Seringues, flacons cassés, perfusions... Tous les jours, les salariés du centre de tri de Sévignacq voient passer des déchets médicaux infectieux sur le tapis roulant, et risquent la piqûre. Pourtant, ces déchets doivent être rapportés à la pharmacie.
Sur la chaine de tri, le danger peut arriver à tout moment. Sylvie Garcès était à son poste ce jour-là au centre de tri de Sévignacq. En attrapant un déchet, elle se pique sur une seringue. Elle alerte ses collègues et le tapis roulant s'arrête immédiatement. La salariée doit partir pour les urgences, et faire les premières analyses.
Six mois d'analyses sanguines
Dans son malheur, Sylvie Garcès a eu de la chance : elle a pu retrouver l'aiguille qui était restée plantée dans son gant de protection. Si elle ne l'avait pas localisée, elle aurait automatiquement dû suivre un traitement de trithérapie. La procédure en vigueur.
Après une première prise de sang le jour même, Sylvie Garcès doit en refaire une 15 jours, puis trois mois après, avant d'enfin savoir si elle a été contaminée, six mois plus tard, grâce à une dernière analyse sanguine.
Je ne vous cache pas que dans la période des six mois, on est dans l'angoisse, on se pose des questions, on peut attraper quelque chose...
Sylvie Garcèsà France 3 Aquitaine
Les agents de tri sont exposés à ce risque au quotidien. Au centre de Sévignacq, trois salariés ont été victimes de piqûres en deux ans. "C'est devenu régulier, tous les jours, on trouve des seringues sur le tapis", regrette Sylvie Garcès.
La peur au ventre
La peur de se faire piquer, et d'attraper une maladie, est omniprésente dans l'esprit des salariés, qui viennent travailler la boule au ventre. D'autant que les aiguilles passent à travers les gants des agents. "Il faudrait des gants en maille de fer mais ce n'est pas possible, car il faut une certaine dextérité pour aller chercher le produit", explique le responsable centre de tri de Sévignacq, Patrick Laffite.
"Ils mettent les mains et les doigts dans les déchets et des fois, ils ressentent une piqûre, alors là, c'est l'angoisse, certains n'ont pas pu continuer", poursuit-il.

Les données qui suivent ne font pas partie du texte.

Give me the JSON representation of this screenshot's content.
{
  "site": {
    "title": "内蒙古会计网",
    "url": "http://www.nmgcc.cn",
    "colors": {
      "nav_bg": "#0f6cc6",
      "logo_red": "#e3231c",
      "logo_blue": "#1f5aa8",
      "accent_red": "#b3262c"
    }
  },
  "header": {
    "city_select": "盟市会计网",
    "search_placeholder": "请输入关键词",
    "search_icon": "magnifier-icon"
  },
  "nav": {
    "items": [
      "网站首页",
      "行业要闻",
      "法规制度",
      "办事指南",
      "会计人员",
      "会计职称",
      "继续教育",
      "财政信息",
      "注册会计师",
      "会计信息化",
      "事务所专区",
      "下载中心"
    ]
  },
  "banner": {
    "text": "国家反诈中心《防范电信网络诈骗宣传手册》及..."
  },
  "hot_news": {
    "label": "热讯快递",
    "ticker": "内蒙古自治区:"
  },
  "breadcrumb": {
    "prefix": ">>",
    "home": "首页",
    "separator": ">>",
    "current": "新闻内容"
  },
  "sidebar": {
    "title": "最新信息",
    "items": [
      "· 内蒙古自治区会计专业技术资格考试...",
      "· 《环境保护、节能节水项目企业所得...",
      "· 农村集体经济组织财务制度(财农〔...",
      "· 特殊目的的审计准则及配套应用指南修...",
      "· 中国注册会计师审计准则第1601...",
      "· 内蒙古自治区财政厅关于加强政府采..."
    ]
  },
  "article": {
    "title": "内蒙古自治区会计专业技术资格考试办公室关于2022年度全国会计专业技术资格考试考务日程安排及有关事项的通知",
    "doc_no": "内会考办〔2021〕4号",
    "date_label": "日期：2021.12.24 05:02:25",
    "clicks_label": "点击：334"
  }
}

Ces quinze dernières années, le centre de tri de Sévignacq a vu le nombre de déchets médicaux augmenter fortement. "On en a de plus en plus sur les tapis : des aiguilles, des perfusions, des fioles de sangs, des poches d'urines...", liste Sylvie Garcès.
Le Dasri, un dispositif méconnu
Elle est venue alerter les élus locaux et l'Agence régionale de santé sur le sujet. Car ces seringues n'ont rien à faire là. Les déchets médicaux de certaines maladies, contagieuses, ne doivent surtout pas se retrouver dans la poubelle normale. "Il y a une liste de maladies qui font partie d'un dispositif qu'on appelle Dasri (Déchets d'activités de soins à risque infectieux), nous explique Raquel Ceniceros, ingénieure études sanitaires à l'Agence Régionale de Santé. Les patients qui viennent chercher leurs médicaments à la pharmacie doivent être informés du processus à suivre.
La pharmacie doit nous donner une boîte jaune à couvercle vert. Il faut mettre tout ce qui est piquant/coupant/tranchant dedans et ensuite la ramener en pharmacie.
Raquel Ceniceros, ingénieure études sanitaires à l'Agence Régionale de Santéà France 3 Pau Sud Aquitaine
Mais cette procédure est encore peu connue du grand public. En effet, "plusieurs centaines de litres de déchets de soins à risques infectieux se retrouvent en centre de tri tous les ans", alerte Raquel Ceniceros.
L'ARS et les élus locaux lancent donc une plaquette d'information pour rappeler les consignes à suivre en cas d'auto-traitement. Une bonne nouvelle pour les salariés du tri, comme Sylvie Garcès, qui se sentent enfin écoutés. Cette campagne d'information pourrait également permettre de réduire le nombre de déchets médicaux jetés dans la nature.